Maigre récolte de chants bretons : le collectage des années 1970 est trop tardif. Les matelots de la voile commencent à se faire rare d’autant que les métiers de la mer sont durs et éprouvants. Ainsi, alors que beaucoup de chants spécifiques de la Bretagne sont sauvés de l’oubli grâce, souvent à la mémoire des vieilles femmes, peu le sont concernant le patrimoine maritime. 

HG/YK – Août 2020

Sources :

         « Le chant de marin » les albums du chasse-marée 1989

         « Cap-horniers français”  tome 2 Claude et Jacqueline Briot  ed Chasse-marée

         « Au temps des grands voiliers »  Yves le Scal  ed Interlivre

         « Le temps des thoniers » Dominique Duviard

         « Musique bretonne » Chasse-marée/Armen 

        Cd « Gwerz Penmarc’h » Cabestan

NOTES

  • Edmond de Coussemaker (1805-1876) « Chants populaires des Flamands de France » 1856
  • Le capitaine Armand Hayet (1883-1968) est un des rares officiers du long-cours à s’être intéressé aux coutumes et aux chansons des matelots. Il leur a consacré plusieurs livres qui aujourd’hui font référence. Toutefois le degré d’authenticité des chansons collectées est relatif : le capitaine Hayet lui-même reconnait avoir modifié ou complété certains textes.
  • Le moment de pause après l’effort permet de reprendre son souffle et la position. Mais la drisse est alors légèrement moins retenue et risque alors de filer, entraînant la chute de la vergue. Le chanteur placé au pied de mat, près de la poulie de retour, maillée à plat pont, lance alors habilement une garcette qui s’enroule sur la drisse au cul de la poulie la bloquant temporairement. D’un second geste aussi rapide, il la retire le moment voulu.
  • Le cabestan est un treuil à axe vertical actionné au moyen de barres d’aspect sur lesquels les matelots poussent en marchant par groupe de trois ou quatre sur chaque barre. Sur les grands navires de guerre cette manœuvre pouvait requérir plusieurs dizaines d’hommes.
  • Cette tradition, qui, bien qu’interdite dans la royale depuis le milieu du 19 siècle, se maintient sur les grands navires jusqu’au début du XX siècle. « charivari pour qui ? » crie un matelot tout en poussant sur l’aspect et tous les autres répondent par des imprécations irrévérencieuses à l’égard de la victime désignée, souvent un gradé.
  • Guindeau : guindeau à aspects, sorte de  petit cabestan à axe horizontal en usage sur certains caboteurs et sur les baleiniers (pour hisser le gras des baleines ) puis guindeau à bringuebales ou brimballes.

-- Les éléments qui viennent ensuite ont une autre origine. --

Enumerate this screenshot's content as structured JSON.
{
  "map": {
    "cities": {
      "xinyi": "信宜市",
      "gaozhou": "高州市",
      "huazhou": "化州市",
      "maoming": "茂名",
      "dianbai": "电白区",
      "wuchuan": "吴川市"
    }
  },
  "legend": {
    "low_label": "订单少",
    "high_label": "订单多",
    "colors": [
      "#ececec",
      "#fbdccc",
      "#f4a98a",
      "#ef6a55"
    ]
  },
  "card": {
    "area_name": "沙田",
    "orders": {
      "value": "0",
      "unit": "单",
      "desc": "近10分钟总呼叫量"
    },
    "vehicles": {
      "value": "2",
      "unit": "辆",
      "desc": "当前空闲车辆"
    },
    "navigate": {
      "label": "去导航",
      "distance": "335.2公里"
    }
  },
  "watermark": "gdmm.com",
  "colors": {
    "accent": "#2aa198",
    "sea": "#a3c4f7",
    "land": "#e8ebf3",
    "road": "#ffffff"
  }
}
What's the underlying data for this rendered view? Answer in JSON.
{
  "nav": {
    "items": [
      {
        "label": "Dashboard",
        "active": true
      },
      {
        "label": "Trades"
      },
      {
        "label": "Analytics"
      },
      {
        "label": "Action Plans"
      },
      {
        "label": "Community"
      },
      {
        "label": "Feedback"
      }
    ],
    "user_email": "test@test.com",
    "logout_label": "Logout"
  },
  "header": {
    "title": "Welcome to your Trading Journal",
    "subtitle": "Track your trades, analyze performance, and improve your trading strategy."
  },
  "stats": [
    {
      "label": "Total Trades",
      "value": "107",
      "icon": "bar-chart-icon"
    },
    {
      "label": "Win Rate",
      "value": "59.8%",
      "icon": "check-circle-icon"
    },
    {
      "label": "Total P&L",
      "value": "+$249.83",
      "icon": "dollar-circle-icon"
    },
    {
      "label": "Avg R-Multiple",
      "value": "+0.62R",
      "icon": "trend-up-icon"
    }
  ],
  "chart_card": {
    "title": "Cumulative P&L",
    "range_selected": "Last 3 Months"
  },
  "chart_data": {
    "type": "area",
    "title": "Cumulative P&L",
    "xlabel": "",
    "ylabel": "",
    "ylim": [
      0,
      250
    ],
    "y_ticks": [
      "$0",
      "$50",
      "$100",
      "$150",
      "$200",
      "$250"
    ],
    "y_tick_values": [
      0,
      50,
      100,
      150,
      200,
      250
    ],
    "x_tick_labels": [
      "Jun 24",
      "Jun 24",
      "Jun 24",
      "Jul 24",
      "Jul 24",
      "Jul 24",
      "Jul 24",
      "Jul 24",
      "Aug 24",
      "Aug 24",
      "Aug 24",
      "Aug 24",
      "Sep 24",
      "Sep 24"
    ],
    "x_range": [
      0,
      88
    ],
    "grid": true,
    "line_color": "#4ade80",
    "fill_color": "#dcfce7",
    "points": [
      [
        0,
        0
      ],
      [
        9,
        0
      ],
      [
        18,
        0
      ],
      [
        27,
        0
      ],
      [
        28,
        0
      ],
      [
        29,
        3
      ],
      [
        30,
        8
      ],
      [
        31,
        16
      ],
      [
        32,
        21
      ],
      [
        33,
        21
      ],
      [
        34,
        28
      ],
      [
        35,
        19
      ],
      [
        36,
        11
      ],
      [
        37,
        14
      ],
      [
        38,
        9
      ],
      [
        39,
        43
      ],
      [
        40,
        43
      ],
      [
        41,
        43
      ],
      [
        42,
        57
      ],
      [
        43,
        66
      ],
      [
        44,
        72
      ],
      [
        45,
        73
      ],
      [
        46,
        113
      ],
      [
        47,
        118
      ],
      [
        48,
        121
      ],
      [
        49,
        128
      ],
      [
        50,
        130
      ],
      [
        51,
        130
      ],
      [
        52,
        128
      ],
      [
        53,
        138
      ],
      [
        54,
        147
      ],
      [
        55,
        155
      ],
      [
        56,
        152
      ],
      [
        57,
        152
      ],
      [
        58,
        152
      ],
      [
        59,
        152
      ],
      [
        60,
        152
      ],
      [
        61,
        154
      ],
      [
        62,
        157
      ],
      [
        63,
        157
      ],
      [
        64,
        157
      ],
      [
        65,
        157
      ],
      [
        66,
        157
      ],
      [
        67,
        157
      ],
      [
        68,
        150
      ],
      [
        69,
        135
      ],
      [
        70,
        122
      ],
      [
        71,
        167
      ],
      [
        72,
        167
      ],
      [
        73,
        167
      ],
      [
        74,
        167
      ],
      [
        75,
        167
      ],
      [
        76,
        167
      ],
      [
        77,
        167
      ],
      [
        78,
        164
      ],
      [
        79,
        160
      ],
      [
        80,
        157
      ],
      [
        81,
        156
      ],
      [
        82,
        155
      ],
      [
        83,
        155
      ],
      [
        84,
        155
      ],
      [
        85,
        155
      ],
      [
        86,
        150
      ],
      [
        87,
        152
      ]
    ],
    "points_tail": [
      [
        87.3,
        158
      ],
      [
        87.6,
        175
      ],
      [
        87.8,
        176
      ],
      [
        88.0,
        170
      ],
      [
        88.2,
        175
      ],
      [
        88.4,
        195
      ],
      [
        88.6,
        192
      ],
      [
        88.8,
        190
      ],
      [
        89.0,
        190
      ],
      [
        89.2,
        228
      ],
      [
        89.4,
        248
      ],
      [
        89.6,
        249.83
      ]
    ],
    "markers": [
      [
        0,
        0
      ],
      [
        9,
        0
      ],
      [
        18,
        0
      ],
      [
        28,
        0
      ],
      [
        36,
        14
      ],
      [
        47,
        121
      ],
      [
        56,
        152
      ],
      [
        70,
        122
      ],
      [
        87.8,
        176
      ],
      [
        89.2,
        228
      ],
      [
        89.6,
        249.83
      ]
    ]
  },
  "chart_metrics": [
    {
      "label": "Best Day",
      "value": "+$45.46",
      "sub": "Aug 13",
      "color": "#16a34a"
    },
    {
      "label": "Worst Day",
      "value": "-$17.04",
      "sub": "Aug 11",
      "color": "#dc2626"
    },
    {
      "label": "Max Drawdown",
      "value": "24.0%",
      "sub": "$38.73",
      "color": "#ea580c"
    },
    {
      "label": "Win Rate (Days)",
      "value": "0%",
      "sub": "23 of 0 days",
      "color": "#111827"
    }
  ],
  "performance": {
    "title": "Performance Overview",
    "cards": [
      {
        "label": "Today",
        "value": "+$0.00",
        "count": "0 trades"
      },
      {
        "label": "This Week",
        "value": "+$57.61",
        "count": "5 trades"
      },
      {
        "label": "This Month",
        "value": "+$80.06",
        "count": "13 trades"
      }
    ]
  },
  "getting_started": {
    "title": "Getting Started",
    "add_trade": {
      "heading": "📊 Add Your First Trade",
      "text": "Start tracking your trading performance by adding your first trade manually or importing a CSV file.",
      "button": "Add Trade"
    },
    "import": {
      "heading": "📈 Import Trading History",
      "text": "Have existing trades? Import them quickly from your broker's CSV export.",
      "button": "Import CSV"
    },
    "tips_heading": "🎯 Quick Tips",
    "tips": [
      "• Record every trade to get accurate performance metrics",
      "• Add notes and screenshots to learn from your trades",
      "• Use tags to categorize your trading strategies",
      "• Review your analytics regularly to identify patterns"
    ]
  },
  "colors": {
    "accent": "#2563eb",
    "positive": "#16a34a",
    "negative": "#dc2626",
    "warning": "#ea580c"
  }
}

Les bringuebales sont de forts leviers munis de cordelettes pour les actionner en positions haute. Sur les morutiers, virer la chaîne de mouillage pour relever l’ancre afin de changer de lieu de pêche, une manœuvre qui peut durer de 3 à 4 heures ! 
  • Curer les runs consiste sur les terre-neuvas ou les islandais à creuser, depuis l’arrière jusqu’à l’avant du bateau, dans la cale remplie de sel des tranchées dans lesquelles seront empilées les morues une fois pêchées et découpées. Cette opération très éprouvante se réalise pendant le voyage aller, avant d’arriver sur les bancs. Quatre à cinq hommes se relaient toutes les cent vingt pelletées soit environ tous  les ¼ d’heure.
  • Chanson en vannetais recueillie au XIX siècle par l’abbé Larboulette à Plouhinec. Cette complainte date probablement des guerres de l’empire où  nombre de matelots bretons, capturés lors des combats navals, ont croupis sur les tristement célèbres pontons anglais.